Mr. Romozzi said the mint has made all 615 gold, silver and bronze medals for the Olympic Games and is now working on 399 medals for the Paralympics.
"Every one is unique," he said of the medals. "It's not only the motif that makes them different, but every medal itself, the thickness, the undulation - they are not identical."
Each medal is etched with a different portion, or mosaic fragment, of the larger artwork. The killer whale is on Olympic medals, the raven on Paralympic medals.
"What they have done is taken the overall design, which is a huge artwork, and they've actually removed a piece of artwork - 1,014 pieces of art work. And this is what is being ‘lasered' on the medals.
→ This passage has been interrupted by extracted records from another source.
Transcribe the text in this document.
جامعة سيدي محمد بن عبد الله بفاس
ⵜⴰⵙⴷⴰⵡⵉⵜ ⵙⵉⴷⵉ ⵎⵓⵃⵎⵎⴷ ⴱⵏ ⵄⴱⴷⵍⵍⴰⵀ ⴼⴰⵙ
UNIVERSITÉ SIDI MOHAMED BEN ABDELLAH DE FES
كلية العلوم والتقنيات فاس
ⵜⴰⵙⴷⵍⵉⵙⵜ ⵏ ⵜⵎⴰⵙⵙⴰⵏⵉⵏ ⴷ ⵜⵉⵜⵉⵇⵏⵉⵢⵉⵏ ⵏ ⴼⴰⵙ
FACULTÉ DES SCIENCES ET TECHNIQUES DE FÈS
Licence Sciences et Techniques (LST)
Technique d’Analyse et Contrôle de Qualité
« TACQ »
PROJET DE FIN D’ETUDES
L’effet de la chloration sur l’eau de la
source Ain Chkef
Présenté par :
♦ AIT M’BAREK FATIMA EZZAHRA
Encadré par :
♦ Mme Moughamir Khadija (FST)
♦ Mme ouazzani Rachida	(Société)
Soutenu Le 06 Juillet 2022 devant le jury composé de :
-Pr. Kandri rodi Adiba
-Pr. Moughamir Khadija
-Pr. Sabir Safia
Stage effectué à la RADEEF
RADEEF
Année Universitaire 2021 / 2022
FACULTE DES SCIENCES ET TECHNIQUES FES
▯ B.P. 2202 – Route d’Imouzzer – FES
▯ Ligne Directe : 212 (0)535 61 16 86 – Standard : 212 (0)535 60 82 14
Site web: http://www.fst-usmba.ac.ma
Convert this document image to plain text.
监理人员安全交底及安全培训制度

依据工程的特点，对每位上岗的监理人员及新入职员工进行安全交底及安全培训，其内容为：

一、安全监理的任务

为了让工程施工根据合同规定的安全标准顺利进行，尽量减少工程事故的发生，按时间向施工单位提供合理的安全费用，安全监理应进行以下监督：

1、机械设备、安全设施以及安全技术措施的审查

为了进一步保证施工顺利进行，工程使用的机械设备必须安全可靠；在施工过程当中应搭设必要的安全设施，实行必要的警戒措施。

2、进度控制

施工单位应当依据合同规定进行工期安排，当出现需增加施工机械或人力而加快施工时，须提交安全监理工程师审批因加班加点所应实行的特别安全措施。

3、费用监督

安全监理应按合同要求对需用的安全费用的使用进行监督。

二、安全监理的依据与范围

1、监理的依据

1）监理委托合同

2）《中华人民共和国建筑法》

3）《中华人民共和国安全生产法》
"So if you gathered all the medals, with all the motifs, and you put them together, you would basically almost create the artwork again. So it's really, really unique. It's never been done before," Mr. Romozzi said.
Ian Bennett, president and CEO of the Royal Canadian Mint, said the project pushed the team to the extreme, but in the end they produced a stunning work. "The proud employees of the Royal Canadian Mint feel that they have won their own Olympic gold today," he said.
Don Lindsay, president and CEO of Teck Resources Ltd., whose company provided all the precious metal, said he was "just overwhelmed" when he saw - and got to hold - a finished medal.
"I think they are just beautiful pieces of art and the athletes will really appreciate them," he said.